WASHINGTON D.C. 20549

 


FORM 8-K

 


CURRENT REPORT

PURSUANT TO SECTION 13 OR 15(d) OF THE

SECURITIES EXCHANGE ACT OF 1934

Date of Report (Date of earliest event reported): February 20, 2006

 


MICROSTRATEGY INCORPORATED

(Exact Name of Registrant as Specified in Charter)

 


 

Delaware   0-24435   51-0323571

(State or Other Jurisdiction

of Incorporation)

  (Commission File Number)  

(I.R.S. Employer

Identification No.)

 

1861 International Drive

McLean, Virginia

  22102
(Address of Principal Executive Offices)   (Zip Code)

Registrant’s telephone number, including area code: (703) 848-8600

 

(Former Name or Former Address, if Changed Since Last Report)

 


Check the appropriate box below if the Form 8-K filing is intended to simultaneously satisfy the filing obligation of the registrant under any of the following provisions (see General Instruction A.2. below):

 

¨ Written communications pursuant to Rule 425 under the Securities Act (17 CFR 230.425)

 

¨ Soliciting material pursuant to Rule 14a-12 under the Exchange Act (17 CFR 240.14a-12)

 

¨ Pre-commencement communications pursuant to Rule 14d-2(b) under the Exchange Act (17 CFR 240.14d-2(b))

 

¨ Pre-commencement communications pursuant to Rule 13e-4(c) under the Exchange Act (17 CFR 240.13e-4(c))

 



Item 1.01. Entry into a Material Definitive Agreement.

On February 20, 2006, the Chief Executive Officer of MicroStrategy Incorporated (the “Company”) determined a cash bonus award to Sanju K. Bansal, Executive Vice President and Chief Operating Officer, in the amount of $400,000 with respect to his performance in 2005.

On February 20, 2006, the Chief Executive Officer determined a cash bonus award to Jonathan F. Klein, Vice President, Law and General Counsel, in the amount of $445,000 with respect to his performance in 2005.

On February 20, 2006, the Chief Executive Officer determined a cash bonus award to Arthur S. Locke, III, Vice President, Finance and Chief Financial Officer, in the amount of $475,000 with respect to his performance in 2005.

The Chief Executive Officer determined the 2005 cash bonus awards to Messrs. Bansal, Klein and Locke principally on the basis of net operating income during the period and on the subjective assessment of the Chief Executive Officer of the extent to which the executive officer contributed to the overall performance of the Company or a particular department of the Company during 2005.

On February 24, 2006, the Compensation Committee of the Board of Directors of the Company determined a cash bonus award to Michael J. Saylor, President and Chief Executive Officer, in the amount of $883,880 with respect to his performance during the period from July 1, 2005 through December 31, 2005 based on the performance goal previously disclosed by the Company on Form 8-K filed on August 18, 2005. In addition, the Compensation Committee established a formula (“2006 Bonus Formula”) for determining the bonus amount with respect to Mr. Saylor’s performance for the period from January 1, 2006 through December 31, 2006 based on a performance goal relating to the Company’s diluted earnings per share for the period from January 1, 2006 through December 31, 2006. The Compensation Committee has the right to use discretion to award a cash bonus amount lower than the amount calculated using the 2006 Bonus Formula. The Compensation Committee also approved an increase to Mr. Saylor’s annual base salary, resulting in an annual base salary of $525,000 effective April 1, 2006.

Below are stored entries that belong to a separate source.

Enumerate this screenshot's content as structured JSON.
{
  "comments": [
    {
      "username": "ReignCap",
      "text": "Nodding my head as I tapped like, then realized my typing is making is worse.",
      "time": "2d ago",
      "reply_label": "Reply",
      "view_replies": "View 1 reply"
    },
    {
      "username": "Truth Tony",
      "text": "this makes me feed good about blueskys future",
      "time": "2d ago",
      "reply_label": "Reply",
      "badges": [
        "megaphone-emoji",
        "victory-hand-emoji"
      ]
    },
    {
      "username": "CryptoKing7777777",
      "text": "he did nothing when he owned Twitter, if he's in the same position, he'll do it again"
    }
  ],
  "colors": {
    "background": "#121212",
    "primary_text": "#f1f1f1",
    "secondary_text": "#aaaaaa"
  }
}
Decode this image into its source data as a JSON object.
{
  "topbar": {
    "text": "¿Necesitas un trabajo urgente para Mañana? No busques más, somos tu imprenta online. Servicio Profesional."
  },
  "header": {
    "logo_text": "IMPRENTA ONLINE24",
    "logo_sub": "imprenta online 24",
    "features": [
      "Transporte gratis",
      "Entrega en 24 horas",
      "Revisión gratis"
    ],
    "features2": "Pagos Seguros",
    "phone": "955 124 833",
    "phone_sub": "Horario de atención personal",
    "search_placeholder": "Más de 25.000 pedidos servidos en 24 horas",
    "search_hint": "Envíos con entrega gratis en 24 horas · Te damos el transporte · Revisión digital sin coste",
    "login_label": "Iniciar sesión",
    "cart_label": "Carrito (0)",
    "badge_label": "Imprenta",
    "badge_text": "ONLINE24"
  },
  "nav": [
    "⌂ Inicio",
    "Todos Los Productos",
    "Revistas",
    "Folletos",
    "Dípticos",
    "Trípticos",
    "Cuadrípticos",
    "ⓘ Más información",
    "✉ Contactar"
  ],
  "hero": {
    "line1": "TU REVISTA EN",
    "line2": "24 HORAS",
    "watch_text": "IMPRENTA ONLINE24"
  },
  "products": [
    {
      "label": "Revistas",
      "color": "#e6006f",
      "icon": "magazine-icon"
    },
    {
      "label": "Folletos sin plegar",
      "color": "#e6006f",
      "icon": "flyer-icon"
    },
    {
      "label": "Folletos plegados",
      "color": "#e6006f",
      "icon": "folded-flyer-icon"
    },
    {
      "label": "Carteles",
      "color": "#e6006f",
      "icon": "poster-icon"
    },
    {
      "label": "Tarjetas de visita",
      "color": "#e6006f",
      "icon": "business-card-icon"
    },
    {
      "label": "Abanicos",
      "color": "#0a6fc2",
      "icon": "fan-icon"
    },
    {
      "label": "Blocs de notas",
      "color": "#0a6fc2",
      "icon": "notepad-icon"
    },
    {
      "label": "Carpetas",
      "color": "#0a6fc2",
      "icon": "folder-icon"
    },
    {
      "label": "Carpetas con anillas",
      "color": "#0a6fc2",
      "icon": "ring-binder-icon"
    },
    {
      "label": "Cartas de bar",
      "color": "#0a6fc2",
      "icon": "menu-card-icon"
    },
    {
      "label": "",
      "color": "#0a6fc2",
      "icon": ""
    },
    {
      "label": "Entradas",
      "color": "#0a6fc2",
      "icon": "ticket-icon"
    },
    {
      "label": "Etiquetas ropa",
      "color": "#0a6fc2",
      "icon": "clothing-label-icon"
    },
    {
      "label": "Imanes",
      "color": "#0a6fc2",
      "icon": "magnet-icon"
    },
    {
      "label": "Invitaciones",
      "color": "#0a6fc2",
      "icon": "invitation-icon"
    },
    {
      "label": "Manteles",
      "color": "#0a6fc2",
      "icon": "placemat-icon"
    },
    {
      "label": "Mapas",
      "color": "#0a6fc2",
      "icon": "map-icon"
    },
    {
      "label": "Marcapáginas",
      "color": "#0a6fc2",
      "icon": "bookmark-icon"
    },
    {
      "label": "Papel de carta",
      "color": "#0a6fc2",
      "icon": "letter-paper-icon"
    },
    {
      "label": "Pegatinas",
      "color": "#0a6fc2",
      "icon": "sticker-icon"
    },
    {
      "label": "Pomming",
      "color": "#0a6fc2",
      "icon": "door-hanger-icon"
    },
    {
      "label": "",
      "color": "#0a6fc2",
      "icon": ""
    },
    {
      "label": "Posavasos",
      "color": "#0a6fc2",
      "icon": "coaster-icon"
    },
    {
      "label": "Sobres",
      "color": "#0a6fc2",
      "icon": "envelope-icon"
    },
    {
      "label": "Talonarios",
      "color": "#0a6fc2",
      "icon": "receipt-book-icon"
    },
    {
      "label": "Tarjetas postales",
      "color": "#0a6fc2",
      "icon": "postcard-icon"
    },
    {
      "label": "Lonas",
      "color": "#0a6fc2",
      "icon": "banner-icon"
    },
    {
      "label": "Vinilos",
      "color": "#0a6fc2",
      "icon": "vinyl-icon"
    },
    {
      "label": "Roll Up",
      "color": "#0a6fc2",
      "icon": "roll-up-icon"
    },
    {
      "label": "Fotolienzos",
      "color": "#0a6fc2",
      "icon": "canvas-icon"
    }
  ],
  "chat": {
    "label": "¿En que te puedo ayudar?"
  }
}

Eduardo S. Sanchez, Vice President, Worldwide Sales, received cash bonus awards with respect to his performance in 2005 in the aggregate amount of $426,797 pursuant to the cash bonus plan for 2005 previously disclosed by the Company on Form 8-K filed on May 12, 2005 and filed as Exhibit 10.1 to the Company’s Form 10-Q for the quarterly period ended June 30, 2005.

Item 5.02. Departure of Directors or Principal Officers; Election of Directors; Appointment of Principal Officers.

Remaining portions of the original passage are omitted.